Why Libertarians are Paranoid, Example #12,403

Those on the left and the right often try to laugh off libertarians, ascribing to "paranoia" our fear of the power of government. 

Well, I could argue that if this is paranoia, I share a similar phobia with men like Thomas Jefferson and James Madison, whose fear of government power permeate all their writings, as well as the Constitution they helped to produce.  They believed that even good men could be corrupted by the government, and they were proven correct in an incredibly short time by John Adams.  Adams is by all accounts a good man, dedicated to freedom and democracy, and one of the chief intellectual architects both of the Revolution and the Constitution.  But it was Adams that signed into law the Alien and Sedition Act, perhaps the worst piece of illiberal and unconstitutional legislation in the history of this country.

Or, if I didn't want to make the founding father's / original intent argument, I could just point to this (hat tip Marginal Revolution):

A federal judge in Texas, calling the Federal Deposit Insurance Corp. a "corrupt
agency with corrupt influences on it," awarded a Houston financier $72 million
to cover his legal fees in a decade-long suit involving a failed savings and
loan and the government's efforts to take control of a stand of endangered
California redwood trees in the 1990s.

The FDIC, a regulatory agency that insures deposits at banks and
savings and loans, filed suit against Charles E. Hurwitz in 1995, seeking to
collect more than $800 million because Hurwitz indirectly controlled a Texas
S&L that failed in 1988. The FDIC, after a series of legal setbacks, dropped
its suit against Hurwitz in 2002....

On Tuesday evening, Hughes issued a scathing, 131-page ruling. In it, he cited
evidence that the FDIC brought the case largely because of pressure from
environmental groups, members of Congress and the Clinton administration. The
reason: Hurwitz's Pacific Lumber Co. owned 3,500 acres of endangered redwoods in
Northern California. Hughes found that the FDIC, in close concert with
environmental groups, sued Hurwitz to pressure him into a "debt-for-nature"
swap, in effect giving the government his trees in exchange for his supposed
liability in the failure of the United Savings Association of Texas....

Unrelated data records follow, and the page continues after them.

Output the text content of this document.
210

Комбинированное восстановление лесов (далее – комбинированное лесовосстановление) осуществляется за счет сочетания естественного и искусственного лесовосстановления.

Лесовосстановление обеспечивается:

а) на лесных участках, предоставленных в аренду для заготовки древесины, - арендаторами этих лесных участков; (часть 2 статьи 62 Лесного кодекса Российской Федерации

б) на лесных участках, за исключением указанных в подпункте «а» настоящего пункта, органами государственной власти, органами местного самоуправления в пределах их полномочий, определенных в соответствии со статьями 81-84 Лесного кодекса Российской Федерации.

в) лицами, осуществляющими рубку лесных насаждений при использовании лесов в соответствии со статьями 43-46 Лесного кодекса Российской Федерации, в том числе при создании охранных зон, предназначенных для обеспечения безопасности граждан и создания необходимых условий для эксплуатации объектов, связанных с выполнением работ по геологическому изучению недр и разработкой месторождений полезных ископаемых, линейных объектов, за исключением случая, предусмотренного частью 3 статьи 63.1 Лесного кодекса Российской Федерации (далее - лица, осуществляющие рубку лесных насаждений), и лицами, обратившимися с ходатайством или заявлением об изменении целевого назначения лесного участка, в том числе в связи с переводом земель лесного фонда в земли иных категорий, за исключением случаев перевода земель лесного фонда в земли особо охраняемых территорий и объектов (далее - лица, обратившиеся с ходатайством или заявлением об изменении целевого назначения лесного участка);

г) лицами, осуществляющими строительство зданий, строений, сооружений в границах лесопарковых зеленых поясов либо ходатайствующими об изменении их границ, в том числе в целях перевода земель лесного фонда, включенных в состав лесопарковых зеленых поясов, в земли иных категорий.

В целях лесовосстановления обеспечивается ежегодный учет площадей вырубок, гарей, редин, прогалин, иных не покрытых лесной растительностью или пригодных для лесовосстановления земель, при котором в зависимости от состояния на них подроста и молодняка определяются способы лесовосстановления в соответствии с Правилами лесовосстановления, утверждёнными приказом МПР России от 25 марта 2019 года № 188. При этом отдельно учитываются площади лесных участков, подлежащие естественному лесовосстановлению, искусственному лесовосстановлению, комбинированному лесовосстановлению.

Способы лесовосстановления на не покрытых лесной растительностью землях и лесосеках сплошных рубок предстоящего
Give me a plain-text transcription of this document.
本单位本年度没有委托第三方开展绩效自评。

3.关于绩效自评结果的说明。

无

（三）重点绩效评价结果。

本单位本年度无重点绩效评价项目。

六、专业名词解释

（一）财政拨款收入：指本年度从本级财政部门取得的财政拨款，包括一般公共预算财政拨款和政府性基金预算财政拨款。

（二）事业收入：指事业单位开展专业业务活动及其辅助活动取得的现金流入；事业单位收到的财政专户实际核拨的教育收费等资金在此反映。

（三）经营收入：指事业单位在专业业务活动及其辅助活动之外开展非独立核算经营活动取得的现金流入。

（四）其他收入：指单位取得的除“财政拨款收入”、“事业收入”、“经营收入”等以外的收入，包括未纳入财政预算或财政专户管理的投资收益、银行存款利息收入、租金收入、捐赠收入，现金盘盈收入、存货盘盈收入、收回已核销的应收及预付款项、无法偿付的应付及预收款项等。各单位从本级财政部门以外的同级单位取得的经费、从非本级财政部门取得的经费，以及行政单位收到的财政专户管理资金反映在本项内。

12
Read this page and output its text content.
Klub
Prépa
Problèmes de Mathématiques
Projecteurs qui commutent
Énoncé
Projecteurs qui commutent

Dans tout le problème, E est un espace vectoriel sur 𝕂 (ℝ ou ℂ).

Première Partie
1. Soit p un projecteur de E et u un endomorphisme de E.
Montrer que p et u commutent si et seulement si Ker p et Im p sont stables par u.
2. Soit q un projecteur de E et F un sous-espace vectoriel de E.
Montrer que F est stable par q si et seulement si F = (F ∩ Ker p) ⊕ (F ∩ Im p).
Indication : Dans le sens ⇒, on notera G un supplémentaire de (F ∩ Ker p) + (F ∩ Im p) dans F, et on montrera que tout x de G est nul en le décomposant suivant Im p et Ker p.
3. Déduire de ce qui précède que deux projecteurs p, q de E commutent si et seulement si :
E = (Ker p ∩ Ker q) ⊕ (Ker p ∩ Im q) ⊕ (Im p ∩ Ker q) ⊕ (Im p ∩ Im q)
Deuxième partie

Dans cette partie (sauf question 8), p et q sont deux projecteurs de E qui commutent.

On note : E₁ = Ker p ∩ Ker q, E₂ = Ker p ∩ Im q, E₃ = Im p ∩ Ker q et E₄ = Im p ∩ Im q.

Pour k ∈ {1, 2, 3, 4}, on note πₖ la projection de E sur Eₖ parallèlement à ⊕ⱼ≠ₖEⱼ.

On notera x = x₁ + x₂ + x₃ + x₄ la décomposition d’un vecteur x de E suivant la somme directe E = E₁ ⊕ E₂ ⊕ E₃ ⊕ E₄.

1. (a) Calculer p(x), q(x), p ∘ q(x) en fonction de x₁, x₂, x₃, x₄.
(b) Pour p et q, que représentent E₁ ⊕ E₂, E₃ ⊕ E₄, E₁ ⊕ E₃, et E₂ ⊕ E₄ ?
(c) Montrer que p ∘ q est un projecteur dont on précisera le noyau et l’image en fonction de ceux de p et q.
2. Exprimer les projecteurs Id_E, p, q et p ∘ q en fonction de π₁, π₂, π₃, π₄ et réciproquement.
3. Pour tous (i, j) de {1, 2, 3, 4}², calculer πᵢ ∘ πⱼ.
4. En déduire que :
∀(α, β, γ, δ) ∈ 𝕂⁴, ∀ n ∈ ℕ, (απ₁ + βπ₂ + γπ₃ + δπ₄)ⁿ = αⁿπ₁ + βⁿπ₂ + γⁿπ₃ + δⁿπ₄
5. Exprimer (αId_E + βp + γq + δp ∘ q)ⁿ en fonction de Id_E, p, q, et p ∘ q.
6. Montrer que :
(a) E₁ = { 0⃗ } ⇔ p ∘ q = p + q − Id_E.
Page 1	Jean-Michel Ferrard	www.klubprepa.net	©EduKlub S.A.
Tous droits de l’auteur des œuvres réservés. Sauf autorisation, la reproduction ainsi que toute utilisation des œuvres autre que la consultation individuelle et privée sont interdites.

Hughes said FDIC officials and lawyers, in depositions, "ranged from
manipulative evasiveness to plain perjury." He cited records of two years of
communications, including extensive discussions of legal strategy and political
matters, between the FDIC and environmentalists over the proposal to use a
banking-practices lawsuit as pressure on Hurwitz to give up the
redwoods.

Hughes said FDIC officials "discarded the mantle of the American
Republic for the cloak of a secret society of extortionists. If the vice
president called, they responded. If a congressman called, they responded. If a
lobbyist called, they responded. They heeded every call but that of duty and
honor."

Wow.  I know many people are paranoid about the lack of accountability of major corporations, and felt vindicated by the Enron case, over which the press spilled acres of ink.  However, Enron is nothing compared to this.  While fraud is bad, Enron at least was never able to use the coercive regulatory and police power that the government has to seek its ends.